Alman haber ajansı dpa'nın haberine göre İçişleri Bakanlığı tarafından hazırlanan kanun taslağı, iç istihbarattan sorumlu Anayasayı Koruma Teşkilatı, dış istihbarattan sorumlu BND ve askeri istihbarattan sorumlu MAD'ye şifreli mesajlaşma uygulamalarındaki yazışmaları okuma izni veriyor. Haberde koalisyonu oluşturan Hrıstiyan Birlik Partileri (CDU/CSU) ile Sosyal Demokrat Parti'nin uzun süren tartışmaların ardından konuyla ilgili yasa çıkarılması yönünde fikir birliğine vardığı belirtildi.
Ancak bu uygulama için mahkeme kararı koşulu aranacak. Taslağa göre Federal Meclis'te istihbarat servislerinin izleme faaliyetlerini denetleyen G10 Komisyonu'nun üye sayısı SPD'nin isteği üzerine artırılacak. Komisyona ayrıca bir teknik danışman verilecek.
"İnsan haklarına müdahale"
Hükümetin bu adımına ilk eleştiri muhalefetteki Hür Demokrat Parti'den (FDP) geldi. FDP Meclis Grubu Başkanı Stephan Thomae dpa'ya yaptığı açıklamada "İstihbarat servislerine elektronik cihazlara resmi truva atı yerleştirme izni verilmesi, vatandaşlık haklarının tasfiye satışı anlamına geliyor. (SPD'li) Adalet Bakanı (Christine) Lambrecht'in, anayasal bir bakan olduğu halde, muhafazakar güvenlik politikalarının şeffaf vatandaşlar idealine doğru atılan bu adımın yanında olması çok şaşırtıcı” diye konuştu.

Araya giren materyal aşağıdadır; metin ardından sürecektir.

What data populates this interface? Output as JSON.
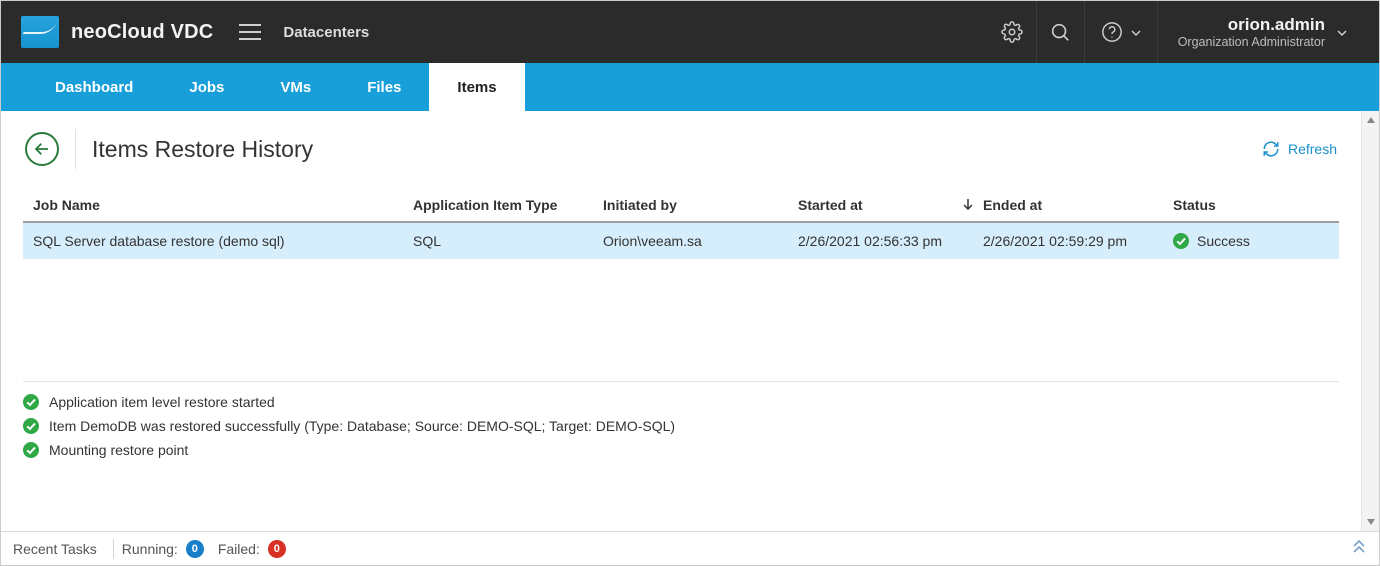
{
  "app": {
    "name": "neoCloud VDC",
    "datacenters_label": "Datacenters"
  },
  "user": {
    "name": "orion.admin",
    "role": "Organization Administrator"
  },
  "tabs": [
    {
      "label": "Dashboard"
    },
    {
      "label": "Jobs"
    },
    {
      "label": "VMs"
    },
    {
      "label": "Files"
    },
    {
      "label": "Items",
      "active": true
    }
  ],
  "page": {
    "title": "Items Restore History",
    "refresh_label": "Refresh"
  },
  "columns": {
    "job": "Job Name",
    "type": "Application Item Type",
    "initiated": "Initiated by",
    "started": "Started at",
    "ended": "Ended at",
    "status": "Status"
  },
  "rows": [
    {
      "job": "SQL Server database restore (demo sql)",
      "type": "SQL",
      "initiated": "Orion\\veeam.sa",
      "started": "2/26/2021 02:56:33 pm",
      "ended": "2/26/2021 02:59:29 pm",
      "status": "Success"
    }
  ],
  "log": [
    {
      "text": "Application item level restore started"
    },
    {
      "text": "Item DemoDB was restored successfully (Type: Database; Source: DEMO-SQL; Target: DEMO-SQL)"
    },
    {
      "text": "Mounting restore point"
    }
  ],
  "bottombar": {
    "label": "Recent Tasks",
    "running_label": "Running:",
    "running_count": "0",
    "failed_label": "Failed:",
    "failed_count": "0"
  }
}
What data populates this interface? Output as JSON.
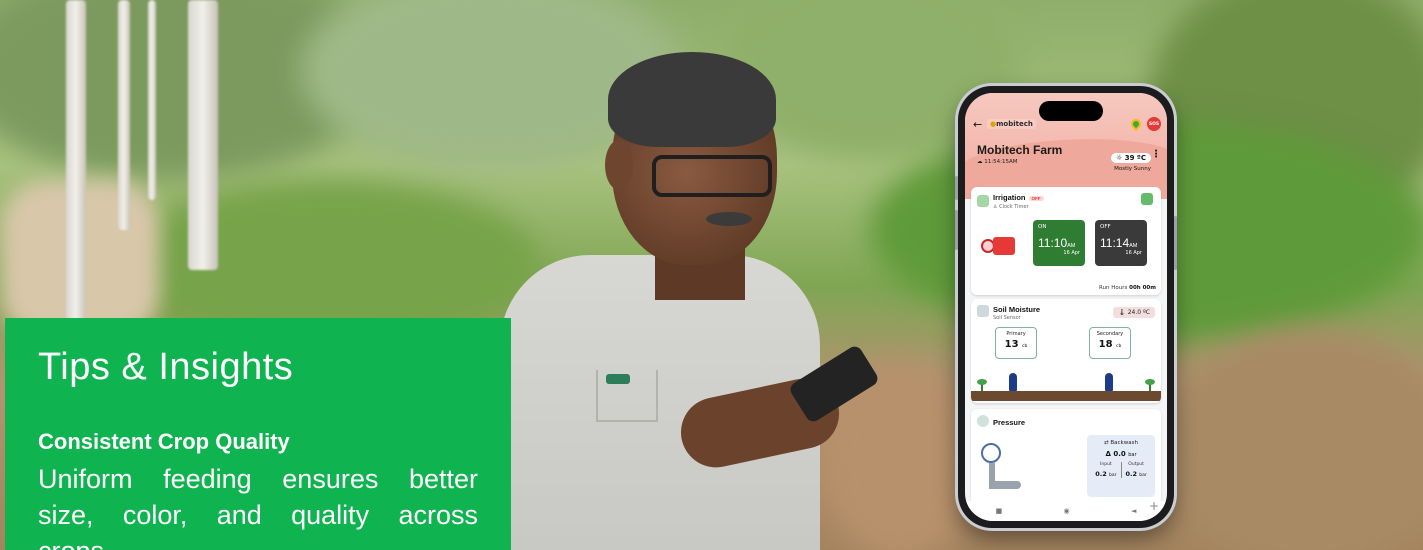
{
  "tips": {
    "title": "Tips & Insights",
    "subtitle": "Consistent Crop Quality",
    "body": "Uniform feeding ensures better size, color, and quality across crops."
  },
  "app": {
    "logo": "mobitech",
    "farm_name": "Mobitech Farm",
    "time": "11:54:15AM",
    "temperature": "39 ºC",
    "weather": "Mostly Sunny",
    "sos_label": "SOS",
    "irrigation": {
      "title": "Irrigation",
      "status": "OFF",
      "mode": "Clock Timer",
      "on_label": "ON",
      "on_time": "11:10",
      "on_ampm": "AM",
      "on_date": "16 Apr",
      "off_label": "OFF",
      "off_time": "11:14",
      "off_ampm": "AM",
      "off_date": "16 Apr",
      "run_hours_label": "Run Hours",
      "run_hours_value": "00h 00m",
      "on_color": "#2e7d32",
      "off_color": "#3a3a3a"
    },
    "soil": {
      "title": "Soil Moisture",
      "subtitle": "Soil Sensor",
      "temp": "24.0 ºC",
      "primary_label": "Primary",
      "primary_value": "13",
      "secondary_label": "Secondary",
      "secondary_value": "18",
      "unit": "cb"
    },
    "pressure": {
      "title": "Pressure",
      "backwash_label": "Backwash",
      "backwash_value": "0.0",
      "unit": "bar",
      "input_label": "Input",
      "input_value": "0.2",
      "output_label": "Output",
      "output_value": "0.2"
    },
    "nav": [
      "■",
      "◉",
      "◄"
    ]
  },
  "colors": {
    "tips_bg": "#0fb34f",
    "accent_green": "#2e7d32"
  }
}
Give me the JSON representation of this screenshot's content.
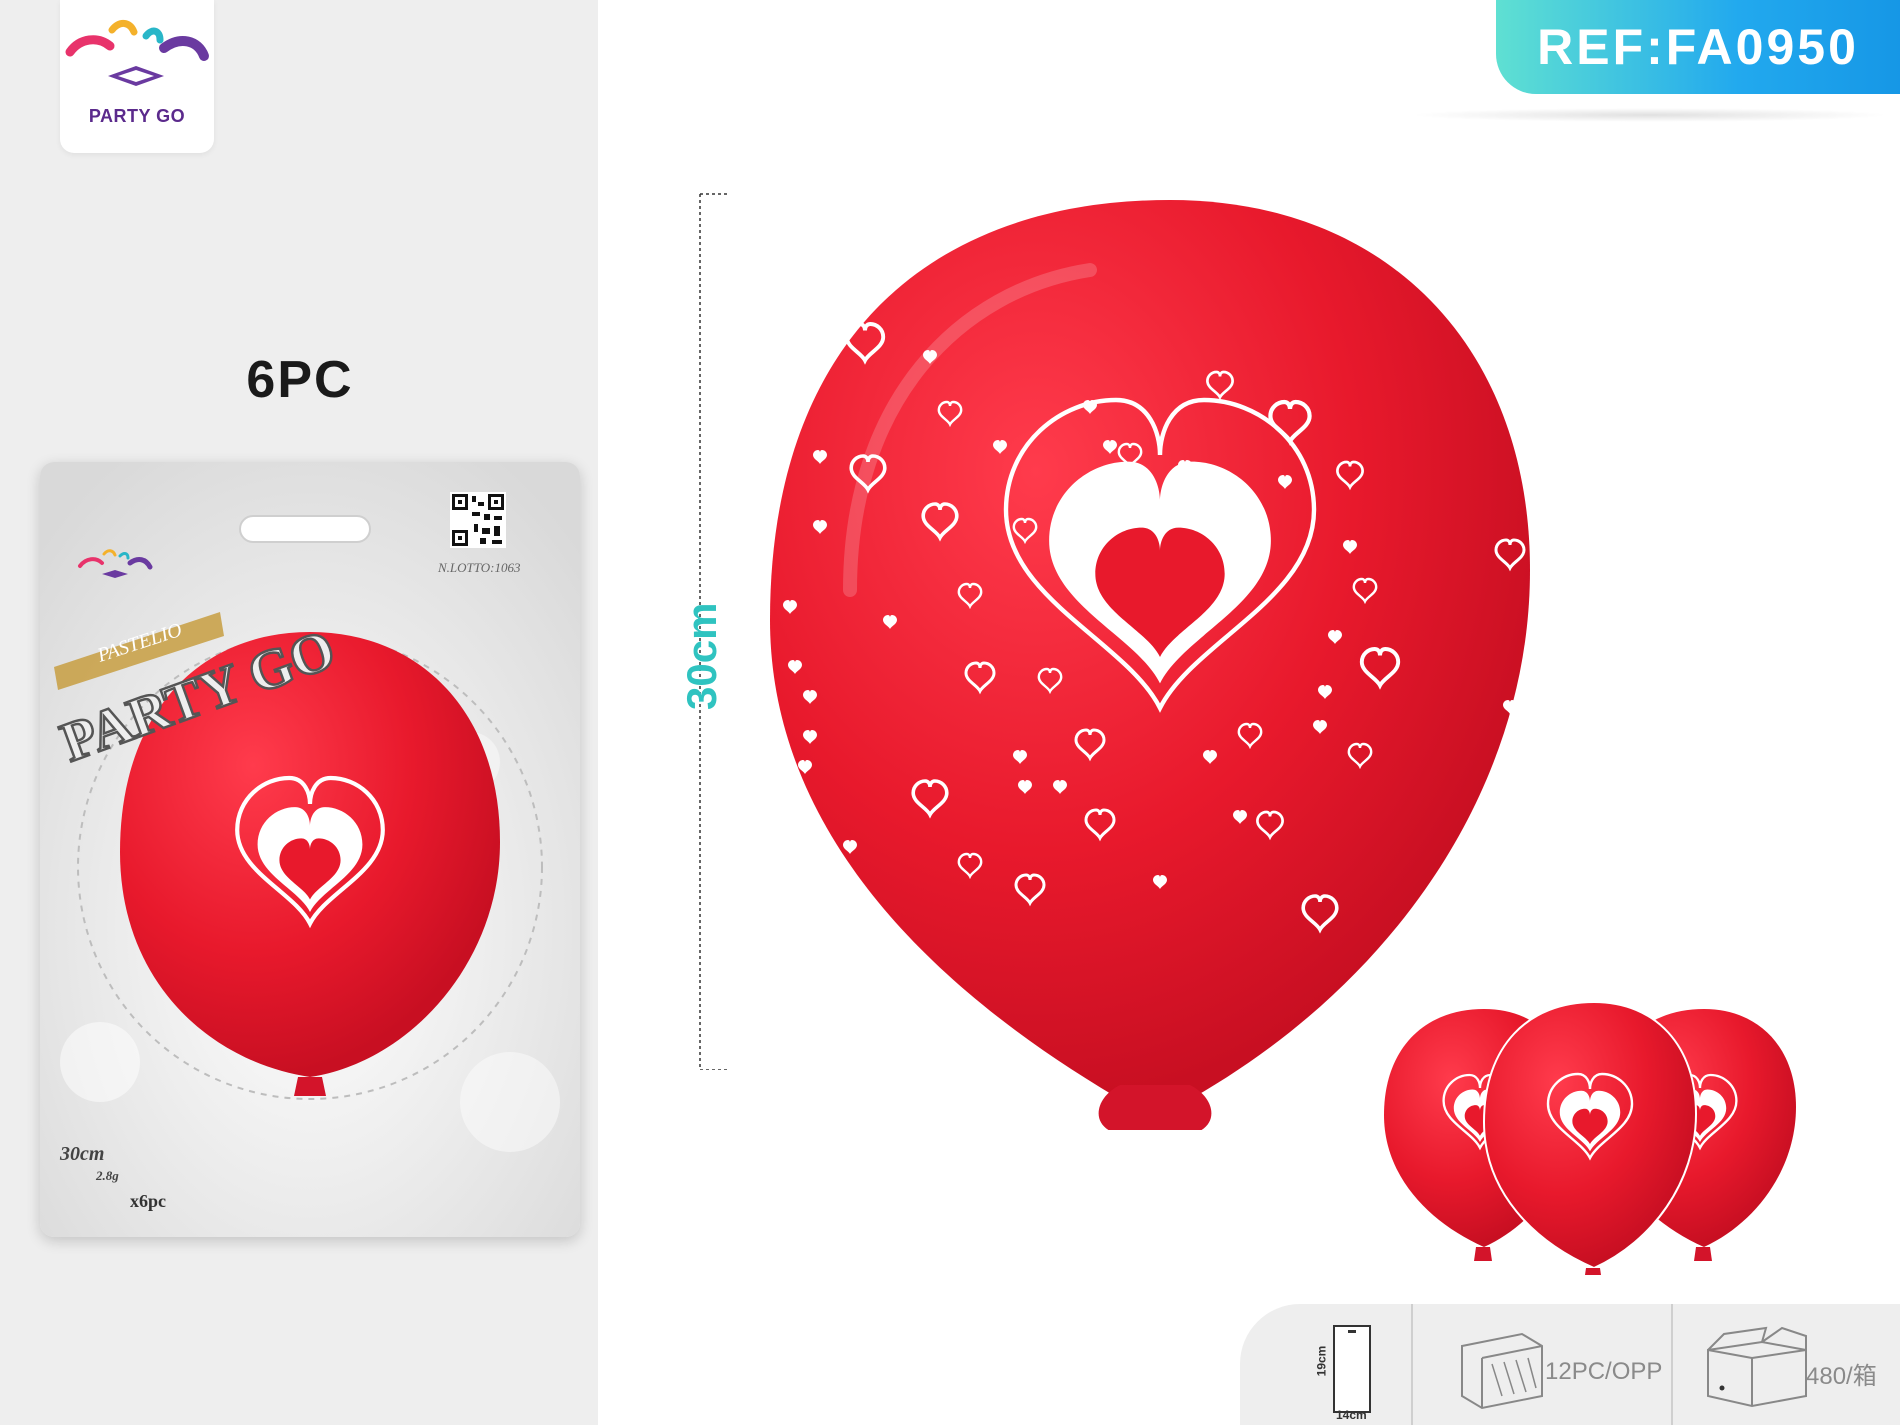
{
  "brand": {
    "name": "PARTY GO"
  },
  "product": {
    "count_label": "6PC",
    "reference": "REF:FA0950",
    "size_label": "30cm"
  },
  "package": {
    "lot": "N.LOTTO:1063",
    "series": "PASTELIO",
    "title": "PARTY GO",
    "size": "30cm",
    "weight": "2.8g",
    "quantity": "x6pc"
  },
  "footer": {
    "box_width": "14cm",
    "box_height": "19cm",
    "inner_pack": "12PC/OPP",
    "carton": "480/箱"
  },
  "colors": {
    "balloon": "#e8192c",
    "accent_teal": "#2fc3c0",
    "ref_gradient_start": "#5fe0d2",
    "ref_gradient_end": "#1697e6",
    "brand_purple": "#5b2a8c"
  }
}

Thomae "Şifrelenmiş komünikasyonun izlenmesi, yani telekomünikasyon yoluyla yapılan iletişimin kaynaklarının izlenmesi, internet yoluyla yapılan arama taramanın küçük kardeşidir ve insan haklarına muazzam bir müdahale anlamına geliyor” diye konuştu.
İçişleri Bakanlığı'nın hazırladığı tasarıya göre askeri istihbarat servisi MAD ile iç istihbarat servisi Anayasayı Koruma Teşkilatı arasında da enformasyon paylaşımı artırılacak. İç istihbaratın tek tek kişileri izlenmesinin önünde yer alan kısıtlamalar da azaltılacak. Federal hükümetin "Halle ve Hanau'daki aşırı sağcı terör saldırıları sonrasında böyle bir adımı atmaya karar verdiği" belirtiliyor. Her iki saldırıda da faillerin herhangi bir gruba bağlı olmayan kişiler olduğu saptanmıştı.